Post Date:03/19/2019 3:17 PM

Wednesday, March 20 is the first day of spring, which means it’s time to prepare for the possibility of severe weather. In addition to participating in the statewide tornado drill beginning at 9:50 a.m. on Wednesday, the Westerville Division of Fire is encouraging residents to take some time to review tips and make plans to stay safe during weather events:

During a storm, here’s what to do if you are:

  • In a wooded area - Seek shelter in a low area under a thick growth of small trees.

  • In an open area - Go to a low place such as a ravine or valley. Be alert for flash floods.

  • On open water - Get to land and find shelter immediately.
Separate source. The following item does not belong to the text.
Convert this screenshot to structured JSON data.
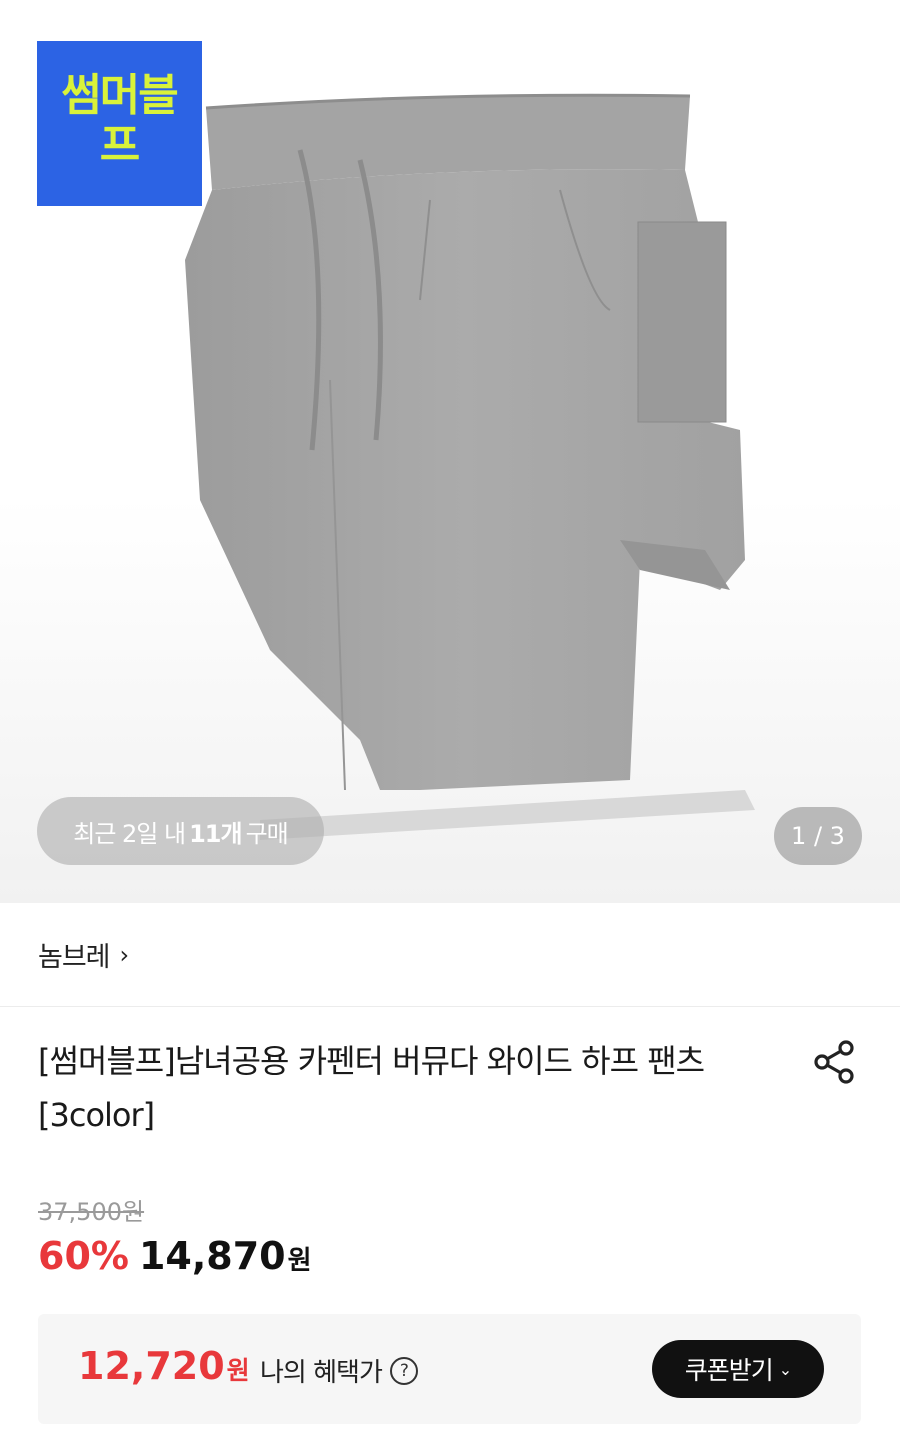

(Find these and other facts from the National Weather Service)

Watch or Warning?

The National Weather Service (NWS) is responsible for issuing severe weather watches, warnings and advisories to alert the public when dangerous weather conditions are expected.

  • Watch - potential or conditions exist for a dangerous weather event.

  • Warning - a dangerous weather event is imminent. Immediate action must be taken to protect life and property.

Facts about severe weather conditions:


  • Lightning’s unpredictability increases the risk to individuals and property.

  • Lightning often strikes outside of heavy rain and may occur as far as 10 miles away from any rainfall.

  • Lightning strike victims carry no electrical charge and should be attended to immediately.


  • Thunderstorms may occur singly, in clusters or in lines. Some of the most severe occur when a single thunderstorm affects one location for an extended time.

  • Thunderstorms typically produce heavy rain for a brief period, anywhere from 30-minutes to an hour.

  • Warm, humid conditions are highly favorable for thunderstorm development.

  • About 10-percent of thunderstorms are classified as severe, with possibilities of hail and winds of 58 mph or higher or produces a tornado.


  • High Wind Watch/Warning - A potential of high wind speeds of 40 mph and/or gusts greater than or equal to 58 mph developing that may pose a hazard or is life-threatening.

  • Wind Advisory - A potential of sustained wind speeds of 31-39 mph, or any instantaneous wind gust between 46 mph and 57 mph is expected.


  • Tornadoes may strike quickly, with little or no warning.

  • They may appear nearly transparent until dust and debris is picked up or a cloud forms in the funnel.

  • The average forward speed of a tornado is 30 mph but may vary from stationary to 70 mph.

  • Peak tornado season in the northern/midwest states is late spring through early summer.

  • Tornadoes may occur in any season and at any time of day.


  • Flooding is caused by spring thawing (snow and frozen grounds melting in the spring), heavy rains, snow melt runoffs, flash floods, and mudflows.

  • Flash floods can bring walls of water from 10 to 20 feet high.

  • A car can be taken away in as little as two feet of water so do not drive into flood waters.

  • Communities particularly at risk include those located in low-lying areas, near water or downstream from a dam.

  • To stay safe during a flood, go to the highest ground or floor possible.

Driving in Fog:

  • Make your vehicle visible to others both ahead of you and behind you by using your low-beam headlights since this means your tail lights will also be on. Use fog lights if you have them.

  • Never use your high-beam lights. Using high beam lights causes glare, making it more difficult for you to see what’s ahead of you on the road.

  • To ensure you are staying in the proper lane, follow the lines on the road with your eyes.

  • In extremely dense fog where visibility is near zero, the best course of action is to first turn on your hazard lights, then simply pull into a safe location such as a parking lot of a business and stop. If there is no parking lot or driveway to pull into, pull your vehicle off to the side of the road as far as possible. Once you come to a stop, turn off all lights except your hazard flashing lights, set the emergency brake, and take your foot off of the brake pedal to be sure the tail lights are not illuminated so that other drivers don't mistakenly run into you.